M. le Président, pour toutes les considérations que je
viens de mentionner, pour d'autres considérations qui ont
été mentionnées tout à l'heure, nous soutenons que
cette motion n'est tout simplement pas recevable.
LE PRESIDENT (M. Gratton): Le chef de l'Opposition officielle.
M. MORIN: M. le Président, le ministre vient
prématurément, à mon avis, de proposer que la commission
fasse rapport à la Chambre. Nous n'avons même pas terminé
la deuxième étape prévue à l'article 7 du
règlement des commis- sions. Votre rôle, M. le Président,
est de faire respecter ces étapes. A moins que la commission ne se
prévale du second alinéa de l'article 6 qui, vous le savez, dit
ceci: "Lorsque la commission croit être suffisamment renseignée
sur le projet de loi, la commission peut décider de cesser les
auditions". La motion nécessaire pour suspendre les auditions n'a pas
été faite. Le ministre a préféré invoquer
l'article 7 et proposer que nous fassions rapport. Mais nous n'avons pas
franchi les étapes requises. Nous en sommes encore à la
deuxième étape et nous sommes loin de l'avoir
épuisée. C'est sur ce point que je vais faire porter mes quelques
brèves remarques.
Tout d'abord, cette commission a reçu 156 mémoires, dont
120 sont rédigés en langue française et 31 en langue
anglaise.
M. CLOUTIER: Est-ce qu'on parle de la recevabilité ou du fond?
Parce que, moi aussi, j'ai des statistiques et j'aimerais bien proposer des
interprétations. Je ne l'ai pas fait, je le ferai lorsqu'on parlera du
fond.
M. MORIN: M. le Président, je parle de la recevabilité de
la motion.
M. CLOUTIER: Cela me paraît...
M. MORIN: Parce que la deuxième étape n'est pas franchie
et j'entends expliquer comment il se fait qu'elle n'a pas été
franchie. Donc...
M. HARDY: M. le Président sur la question du
règlement.
LE PRESIDENT (M. Gratton): Le ministre des Affaires culturelles.
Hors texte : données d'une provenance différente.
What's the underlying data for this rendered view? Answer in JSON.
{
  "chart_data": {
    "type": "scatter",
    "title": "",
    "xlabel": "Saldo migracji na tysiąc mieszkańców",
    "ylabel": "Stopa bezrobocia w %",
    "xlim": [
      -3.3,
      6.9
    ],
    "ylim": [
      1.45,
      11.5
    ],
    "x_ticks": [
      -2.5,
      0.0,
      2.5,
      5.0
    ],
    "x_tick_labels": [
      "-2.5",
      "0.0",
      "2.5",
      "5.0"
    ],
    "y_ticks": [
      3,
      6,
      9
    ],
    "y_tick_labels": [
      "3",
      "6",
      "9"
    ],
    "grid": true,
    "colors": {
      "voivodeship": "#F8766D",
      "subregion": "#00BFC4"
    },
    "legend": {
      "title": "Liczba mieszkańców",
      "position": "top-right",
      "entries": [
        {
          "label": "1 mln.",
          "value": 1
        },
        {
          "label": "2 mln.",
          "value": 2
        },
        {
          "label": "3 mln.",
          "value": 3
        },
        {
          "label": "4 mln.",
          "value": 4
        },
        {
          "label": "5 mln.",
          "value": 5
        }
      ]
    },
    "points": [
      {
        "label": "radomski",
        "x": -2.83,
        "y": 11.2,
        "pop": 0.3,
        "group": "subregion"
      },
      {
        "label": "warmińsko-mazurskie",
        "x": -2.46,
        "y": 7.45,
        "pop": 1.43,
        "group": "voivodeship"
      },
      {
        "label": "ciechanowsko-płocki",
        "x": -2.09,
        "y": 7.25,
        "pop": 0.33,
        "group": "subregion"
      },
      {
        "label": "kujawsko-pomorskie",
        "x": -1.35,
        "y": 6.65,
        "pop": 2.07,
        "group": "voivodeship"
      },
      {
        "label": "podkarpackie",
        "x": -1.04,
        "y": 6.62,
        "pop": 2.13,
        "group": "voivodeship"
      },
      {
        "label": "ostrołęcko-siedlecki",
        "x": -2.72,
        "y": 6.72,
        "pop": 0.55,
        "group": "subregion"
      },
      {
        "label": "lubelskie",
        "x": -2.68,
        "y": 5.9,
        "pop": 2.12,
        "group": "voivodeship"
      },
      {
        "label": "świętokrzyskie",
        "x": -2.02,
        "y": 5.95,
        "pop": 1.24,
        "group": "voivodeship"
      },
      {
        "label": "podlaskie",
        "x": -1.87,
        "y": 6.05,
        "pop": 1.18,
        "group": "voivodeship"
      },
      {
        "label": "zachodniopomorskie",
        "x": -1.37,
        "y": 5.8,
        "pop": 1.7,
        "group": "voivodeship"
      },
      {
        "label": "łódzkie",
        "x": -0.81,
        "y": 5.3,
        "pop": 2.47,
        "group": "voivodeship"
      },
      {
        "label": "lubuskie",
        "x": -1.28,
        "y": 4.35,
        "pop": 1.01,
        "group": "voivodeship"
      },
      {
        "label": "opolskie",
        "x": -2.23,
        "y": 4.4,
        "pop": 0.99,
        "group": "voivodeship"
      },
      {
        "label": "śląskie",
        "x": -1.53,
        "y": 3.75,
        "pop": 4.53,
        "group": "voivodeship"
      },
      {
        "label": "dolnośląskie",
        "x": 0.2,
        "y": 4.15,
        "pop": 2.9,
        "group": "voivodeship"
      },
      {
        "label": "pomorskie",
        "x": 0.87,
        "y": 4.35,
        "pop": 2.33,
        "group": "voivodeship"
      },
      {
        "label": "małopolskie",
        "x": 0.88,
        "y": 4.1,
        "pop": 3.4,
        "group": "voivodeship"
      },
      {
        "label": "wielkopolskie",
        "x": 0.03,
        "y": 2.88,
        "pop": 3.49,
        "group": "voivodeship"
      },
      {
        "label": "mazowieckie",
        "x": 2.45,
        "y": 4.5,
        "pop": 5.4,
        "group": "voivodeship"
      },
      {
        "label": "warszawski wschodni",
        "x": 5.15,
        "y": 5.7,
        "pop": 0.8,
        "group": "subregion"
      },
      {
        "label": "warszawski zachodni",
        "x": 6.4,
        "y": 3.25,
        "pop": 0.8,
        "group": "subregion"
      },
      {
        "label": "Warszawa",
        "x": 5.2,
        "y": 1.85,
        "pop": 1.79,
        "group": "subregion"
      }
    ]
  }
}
M. HARDY: Je vois très bien que le député de
Sauvé s'engage dans la même voie que le député de
Maisonneuve. Mais je vous dis immédiatement que je n'insisterai pas
davantage pour faire respecter le règlement parce qu'il apparaît
très clairement que ce que le député de Sauvé fait
présentement, c'est tout simplement un "filibustering". Il ne fait que
répéter ce que d'autres membres ont dit, donc, on tient pour
acquis qu'on veut tout simplement gagner du temps; donc, je n'interviendrai
plus maintenant, même si le député de Sauvé viole le
règlement en discutant du fond de la question plutôt que de la
recevabilité de la motion.
M. ROY: M. le Président, question de règlement, j'aimerais
que le député de Terrebonne, grand expert en procédure
parlementaire, nous renseigne et nous dise en vertu de quel article il peut
prêter des intentions à un collègue.
M. HARDY: Je n'ai pas le droit de prêter des intentions
malveillantes. Je lui ai dit qu'il faisait un "filibustering", ce qui est tout
à fait reconnu.
M. ROY: Non, non, non. Ni malveillantes, ni autrement.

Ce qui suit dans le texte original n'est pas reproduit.